Responses 2 Last Week

I got a cool email by a reader Mikhail Klimentov, who sent me a link to a short mix by the art collective Six Impala that weaved the music of Death Grips with clips of interviews with the band. Another day, another week, maybe another season I’ll talk about how legal streaming services continue to stomp a lot of what made music on the internet so exciting through the 2000s and the early 2010s but that can wait another day. I’m too busy trying to figure out how to get Kanye West’s G.O.O.D. Music Friday series onto Apple Music.

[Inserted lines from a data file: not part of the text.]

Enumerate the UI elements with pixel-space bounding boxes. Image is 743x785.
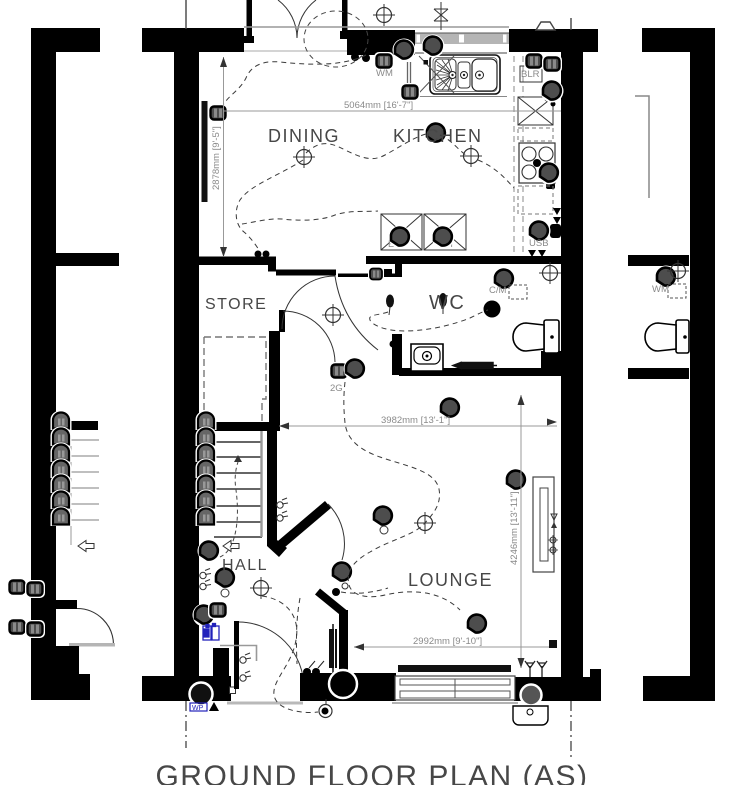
svg-text:WP: WP (192, 705, 204, 712)
svg-text:KITCHEN: KITCHEN (393, 126, 483, 146)
svg-text:GROUND FLOOR PLAN (AS): GROUND FLOOR PLAN (AS) (155, 760, 588, 785)
svg-text:C/M: C/M (489, 285, 507, 296)
svg-text:DINING: DINING (268, 126, 340, 146)
svg-text:USB: USB (529, 238, 549, 249)
svg-text:5064mm [16'-7"]: 5064mm [16'-7"] (344, 100, 413, 111)
svg-text:HALL: HALL (222, 557, 268, 574)
svg-text:WM: WM (652, 284, 669, 295)
svg-text:4246mm [13'-11"]: 4246mm [13'-11"] (509, 491, 520, 565)
svg-text:2G: 2G (330, 383, 343, 394)
svg-text:3982mm [13'-1"]: 3982mm [13'-1"] (381, 415, 450, 426)
svg-text:BLR: BLR (521, 69, 540, 80)
svg-text:2992mm [9'-10"]: 2992mm [9'-10"] (413, 636, 482, 647)
svg-text:WC: WC (429, 292, 465, 314)
svg-text:STORE: STORE (205, 296, 267, 313)
svg-text:WM: WM (376, 68, 393, 79)
svg-text:LOUNGE: LOUNGE (408, 570, 493, 590)
svg-text:2878mm [9'-5"]: 2878mm [9'-5"] (211, 126, 222, 190)
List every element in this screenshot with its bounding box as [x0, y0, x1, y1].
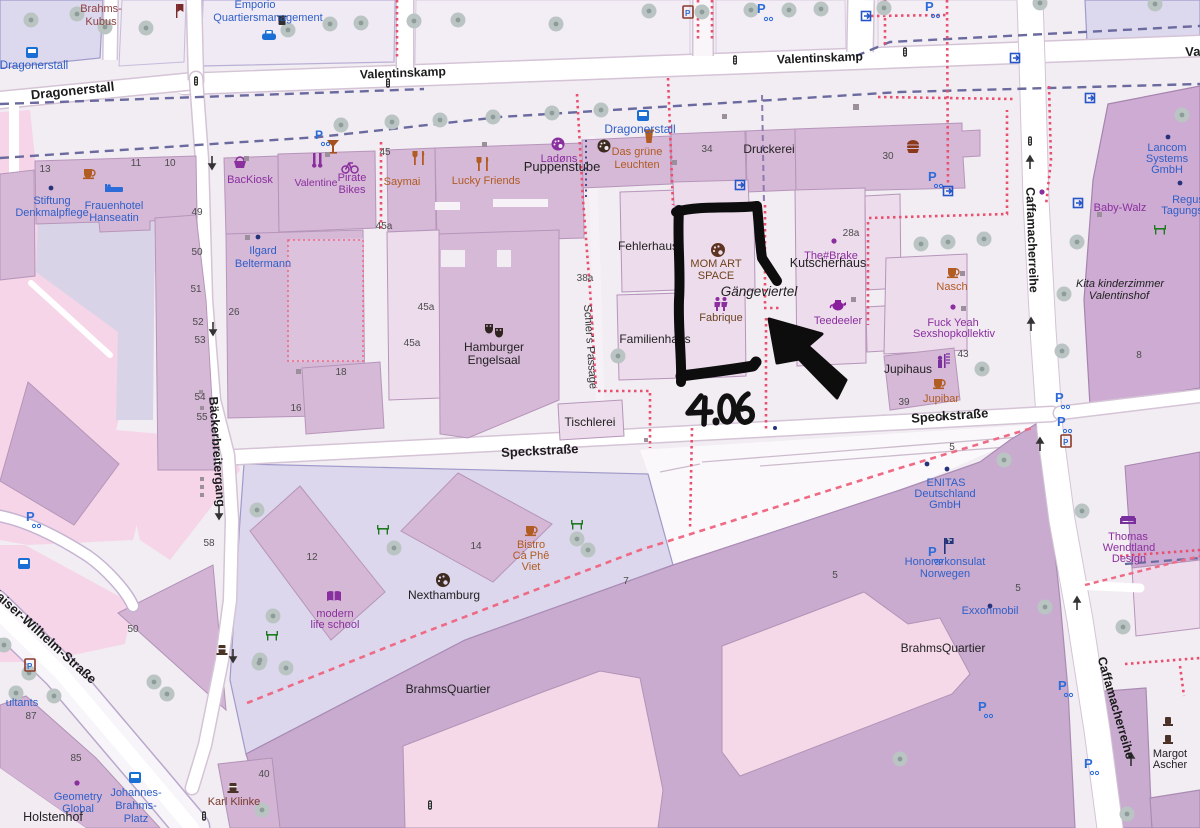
svg-text:26: 26	[228, 307, 240, 318]
svg-text:Beltermann: Beltermann	[235, 258, 291, 270]
svg-text:Honorarkonsulat: Honorarkonsulat	[905, 556, 986, 568]
svg-text:P: P	[978, 699, 987, 714]
svg-text:Engelsaal: Engelsaal	[468, 353, 521, 367]
svg-text:P: P	[1058, 678, 1067, 693]
svg-text:39: 39	[898, 397, 910, 408]
svg-text:Brahms-: Brahms-	[115, 800, 157, 812]
svg-text:GmbH: GmbH	[1151, 164, 1183, 176]
svg-text:52: 52	[192, 317, 204, 328]
svg-text:Design: Design	[1112, 553, 1146, 565]
svg-text:45a: 45a	[376, 221, 393, 232]
svg-text:Ilgard: Ilgard	[249, 245, 277, 257]
svg-text:Nasch: Nasch	[936, 281, 967, 293]
svg-text:54: 54	[194, 392, 206, 403]
svg-text:Holstenhof: Holstenhof	[23, 810, 83, 824]
svg-text:life school: life school	[311, 619, 360, 631]
svg-text:Hamburger: Hamburger	[464, 340, 524, 354]
svg-text:P: P	[1057, 414, 1066, 429]
svg-text:Brahms-: Brahms-	[80, 3, 122, 15]
svg-text:Stiftung: Stiftung	[33, 195, 70, 207]
svg-text:53: 53	[194, 335, 206, 346]
svg-text:Kutscherhaus: Kutscherhaus	[790, 256, 866, 270]
svg-text:Baby-Walz: Baby-Walz	[1094, 202, 1147, 214]
svg-text:Valentine: Valentine	[294, 177, 337, 189]
svg-text:51: 51	[190, 284, 202, 295]
svg-text:Sexshopkollektiv: Sexshopkollektiv	[913, 328, 995, 340]
svg-text:P: P	[757, 1, 766, 16]
svg-text:P: P	[685, 9, 691, 18]
svg-text:11: 11	[131, 158, 142, 169]
svg-text:Hanseatin: Hanseatin	[89, 212, 139, 224]
svg-text:Saymai: Saymai	[384, 176, 421, 188]
svg-text:Exxonmobil: Exxonmobil	[962, 605, 1019, 617]
svg-text:14: 14	[470, 541, 482, 552]
svg-text:Dragonerstall: Dragonerstall	[0, 60, 68, 72]
svg-text:5: 5	[832, 570, 838, 581]
svg-text:16: 16	[290, 403, 302, 414]
svg-text:Valentinshof: Valentinshof	[1089, 290, 1150, 302]
svg-text:45a: 45a	[418, 302, 435, 313]
svg-text:ultants: ultants	[6, 697, 39, 709]
svg-text:45a: 45a	[404, 338, 421, 349]
svg-text:8: 8	[1136, 350, 1142, 361]
svg-text:45: 45	[379, 147, 391, 158]
svg-text:Lucky Friends: Lucky Friends	[452, 175, 521, 187]
svg-text:P: P	[1063, 438, 1069, 447]
svg-text:38a: 38a	[577, 273, 594, 284]
svg-text:Puppenstube: Puppenstube	[524, 159, 601, 174]
svg-text:Va: Va	[1185, 44, 1200, 60]
svg-text:MOM ART: MOM ART	[690, 258, 741, 270]
svg-text:P: P	[1084, 756, 1093, 771]
svg-text:SPACE: SPACE	[698, 270, 734, 282]
svg-text:Frauenhotel: Frauenhotel	[85, 200, 144, 212]
svg-text:BacKiosk: BacKiosk	[227, 174, 273, 186]
svg-text:50: 50	[191, 247, 203, 258]
svg-text:Das grüne: Das grüne	[612, 146, 663, 158]
svg-text:Druckerei: Druckerei	[743, 142, 794, 156]
svg-text:P: P	[27, 662, 33, 671]
svg-text:28a: 28a	[843, 228, 860, 239]
svg-text:30: 30	[882, 151, 894, 162]
svg-text:5: 5	[1015, 583, 1021, 594]
svg-text:Quartiersmanagement: Quartiersmanagement	[213, 12, 322, 24]
svg-text:P: P	[1055, 390, 1064, 405]
svg-text:P: P	[928, 169, 937, 184]
svg-text:P: P	[925, 0, 934, 14]
svg-text:85: 85	[70, 753, 82, 764]
svg-text:58: 58	[203, 538, 215, 549]
svg-text:Jupihaus: Jupihaus	[884, 362, 932, 376]
svg-text:Emporio: Emporio	[235, 0, 276, 11]
svg-text:18: 18	[335, 367, 347, 378]
svg-text:13: 13	[39, 164, 51, 175]
svg-text:Bikes: Bikes	[339, 184, 366, 196]
svg-text:Karl Klinke: Karl Klinke	[208, 796, 261, 808]
svg-text:Platz: Platz	[124, 813, 148, 825]
svg-text:Leuchten: Leuchten	[614, 159, 659, 171]
svg-text:Fabrique: Fabrique	[699, 312, 742, 324]
svg-text:Pirate: Pirate	[338, 172, 367, 184]
svg-text:12: 12	[306, 552, 318, 563]
svg-text:BrahmsQuartier: BrahmsQuartier	[406, 682, 491, 696]
svg-text:10: 10	[164, 158, 176, 169]
svg-text:Gängeviertel: Gängeviertel	[721, 284, 799, 299]
svg-text:Kita kinderzimmer: Kita kinderzimmer	[1076, 278, 1165, 290]
svg-text:GmbH: GmbH	[929, 499, 961, 511]
svg-text:Denkmalpflege: Denkmalpflege	[15, 207, 88, 219]
svg-text:Jupibar: Jupibar	[923, 393, 959, 405]
svg-text:Teedeeler: Teedeeler	[814, 315, 863, 327]
svg-text:Fehlerhaus: Fehlerhaus	[618, 239, 678, 253]
svg-text:7: 7	[623, 576, 629, 587]
svg-text:Viet: Viet	[522, 561, 541, 573]
svg-text:Nexthamburg: Nexthamburg	[408, 588, 480, 602]
svg-text:Ascher: Ascher	[1153, 759, 1188, 771]
svg-text:Norwegen: Norwegen	[920, 568, 970, 580]
svg-text:40: 40	[258, 769, 270, 780]
svg-text:P: P	[315, 128, 323, 142]
svg-text:Dragonerstall: Dragonerstall	[604, 122, 675, 136]
svg-text:Johannes-: Johannes-	[110, 787, 162, 799]
svg-text:87: 87	[25, 711, 37, 722]
svg-text:BrahmsQuartier: BrahmsQuartier	[901, 641, 986, 655]
svg-text:43: 43	[957, 349, 969, 360]
svg-text:P: P	[26, 509, 35, 524]
svg-text:Tagungsräu: Tagungsräu	[1161, 205, 1200, 217]
svg-text:50: 50	[127, 624, 139, 635]
svg-text:Geometry: Geometry	[54, 791, 103, 803]
svg-text:Kubus: Kubus	[85, 16, 117, 28]
svg-text:5: 5	[949, 442, 955, 453]
svg-text:Tischlerei: Tischlerei	[565, 415, 616, 429]
svg-text:49: 49	[191, 207, 203, 218]
svg-text:55: 55	[196, 412, 208, 423]
svg-text:34: 34	[701, 144, 713, 155]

Over 600,000 People Have Tuned In To Watch Drake And Ninja Play Fortnite, Smashing Twitch's Record - Kotaku
Now, I was having a bad week last week when I woke up to the news that Drake broke the record for the most popular stream on Twitch by playing Fortnite. Now, did I write about Twitch two weeks ago and how I think it’d be a really great platform for artists to explore new ways to engage with fans? Does it appear major YouTubers are starting to eye the Twitch? Do I wanna say I told you so? Yes, yes, and yes. I'll now return to my normally humble self.

A $1.6 Billion Spotify Lawsuit Is Based on a Law Made for Player Pianos - The Verge
This piece centers on the Wixen Spotify lawsuit, but it’s additionally a great primer on understanding the complicated history of music royalties. Certainly read if you're not in the industry and want to better understand how artists are actually paid and why there is so much concern over...penny fractions. I'm sorry, gotta do the pun sometimes.

How Trump Consultants Exploited the Facebook Data of Millions - The New York Times
Now at this point that I often don’t think of music in isolation, because that’d feel misguided. The reason I say that is because while Spotify is about to go public one of the aspect they’re hoping to capitalize on going forward is their advertising platform. Now what does that have to do with Facebook? Well, if Facebook’s business model is advertising and collecting data on it’s users to better target ads and Spotify spent much of their investor day chat stating how that’s one of their advantages is how much data they hold over users. I wouldn’t be shocked if they might try and be less public about how much they know about your listening habits if the public starts to get more paranoid over data protection.

YouTube’s Favorite Music Critic Is 11 Years Old - The Daily Beast
Last week an editor asked if anyone about this young YouTuber and his dad who were starting to go viral over his reaction videos. I said no, but I should've known Taylor Lorenz would’ve been on this path. Maybe I'll get around and finish my piece on YouTube music reaction videos.